The cases when there is no relation with the preceding or the following discourse fragment, that is, the construction is used in the absolute initial or final position, are marked as N/A (not applicable).

Further, to our data we apply the distinction between multinuclear vs. mononuclear (nucleus-satellite) relations based on the status of two discourse items with respect to each other. If both items are equal, they are regarded as two nuclei; this is the case for Contrast, Parallel, Narration, and Result. If one item is dependent on the other, they are regarded as satellite and nucleus; this is the case for Condition, Elaboration, and Explanation. For the RR in dialogues, the reactive utterances are marked as satellites.

Besides, we record linguistic expressions that serve as markers for the identified RR.

In our study, we look at the rhetorical relations of constructions X cop X, labeled in the literature as equative tautologies and discussed with regard to their argumentative force due to the literal truthfulness [14,15,16].

3 Improving Annotation Validity Through Agreement Measurement

3.1 Inter-Annotator Agreement (IAA) Methods

Computational linguistics traditionally uses the practice of annotation of single item by several people and then comparing the annotations. The practice is applied to improve annotation guidelines, to identify phenomena that are hard to annotate, to assess the range of possible interpretations, and to improve annotation validity, see for example, [17].

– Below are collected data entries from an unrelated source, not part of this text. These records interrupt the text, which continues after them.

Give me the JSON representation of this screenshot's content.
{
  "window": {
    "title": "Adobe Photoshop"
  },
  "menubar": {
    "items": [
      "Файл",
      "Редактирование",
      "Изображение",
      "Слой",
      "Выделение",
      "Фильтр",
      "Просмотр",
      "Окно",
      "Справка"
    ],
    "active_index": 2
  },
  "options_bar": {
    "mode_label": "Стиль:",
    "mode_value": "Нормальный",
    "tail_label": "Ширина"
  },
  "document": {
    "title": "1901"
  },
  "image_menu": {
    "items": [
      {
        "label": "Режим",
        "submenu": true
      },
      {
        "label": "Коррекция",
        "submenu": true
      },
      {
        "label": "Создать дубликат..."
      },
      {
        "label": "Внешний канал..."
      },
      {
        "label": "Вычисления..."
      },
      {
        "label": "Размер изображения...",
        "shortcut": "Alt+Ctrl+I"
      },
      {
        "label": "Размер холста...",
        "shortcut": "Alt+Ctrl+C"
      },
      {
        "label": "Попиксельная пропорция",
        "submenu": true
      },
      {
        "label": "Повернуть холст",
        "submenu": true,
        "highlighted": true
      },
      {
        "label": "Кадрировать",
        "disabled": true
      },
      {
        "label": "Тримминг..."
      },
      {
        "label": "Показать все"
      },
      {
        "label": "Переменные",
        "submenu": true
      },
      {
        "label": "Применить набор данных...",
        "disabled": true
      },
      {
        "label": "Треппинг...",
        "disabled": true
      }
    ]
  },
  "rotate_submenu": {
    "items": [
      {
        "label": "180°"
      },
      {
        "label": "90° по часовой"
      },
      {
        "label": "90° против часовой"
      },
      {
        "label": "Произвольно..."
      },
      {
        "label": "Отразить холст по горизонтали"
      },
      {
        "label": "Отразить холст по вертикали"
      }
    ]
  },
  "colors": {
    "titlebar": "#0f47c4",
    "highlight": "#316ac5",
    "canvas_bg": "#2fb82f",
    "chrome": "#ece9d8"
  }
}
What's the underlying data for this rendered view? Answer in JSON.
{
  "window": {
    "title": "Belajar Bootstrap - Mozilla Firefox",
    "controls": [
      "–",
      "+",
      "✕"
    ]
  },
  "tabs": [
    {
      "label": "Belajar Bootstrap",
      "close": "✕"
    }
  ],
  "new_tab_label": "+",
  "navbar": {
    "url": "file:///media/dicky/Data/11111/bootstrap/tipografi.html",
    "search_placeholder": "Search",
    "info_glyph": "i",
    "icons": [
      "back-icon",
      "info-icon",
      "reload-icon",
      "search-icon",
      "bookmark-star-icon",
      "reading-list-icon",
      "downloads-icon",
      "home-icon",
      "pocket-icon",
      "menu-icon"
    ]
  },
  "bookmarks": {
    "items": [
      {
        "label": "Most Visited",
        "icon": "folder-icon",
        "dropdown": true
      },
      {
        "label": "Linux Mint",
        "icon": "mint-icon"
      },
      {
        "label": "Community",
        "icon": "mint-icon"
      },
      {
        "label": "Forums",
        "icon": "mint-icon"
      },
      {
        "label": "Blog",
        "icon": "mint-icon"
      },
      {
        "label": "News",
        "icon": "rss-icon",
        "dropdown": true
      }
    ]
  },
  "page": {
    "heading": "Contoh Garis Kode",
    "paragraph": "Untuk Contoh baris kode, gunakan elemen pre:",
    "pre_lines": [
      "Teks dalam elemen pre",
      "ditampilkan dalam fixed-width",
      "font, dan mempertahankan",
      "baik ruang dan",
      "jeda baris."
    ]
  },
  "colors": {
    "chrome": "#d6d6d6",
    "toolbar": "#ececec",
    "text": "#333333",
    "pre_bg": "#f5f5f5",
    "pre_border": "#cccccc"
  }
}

Comparison of annotator judgments can be performed using calculation of agreement indices. The general scheme can be described as follows. Multiple annotators independently perform linguistic markup by following the guideline. Then, using statistical measures, the consistency of the annotation is assessed, that is, some coefficient of agreement is calculated. If the coefficient is below a certain threshold value, the guideline is subject to revision. After the improvement of the annotation scheme, the markup is performed again. After a certain number of iterations, implying guideline revision and re-annotation procedure, the guideline has to become clearer, and the annotation process should give reproducible results.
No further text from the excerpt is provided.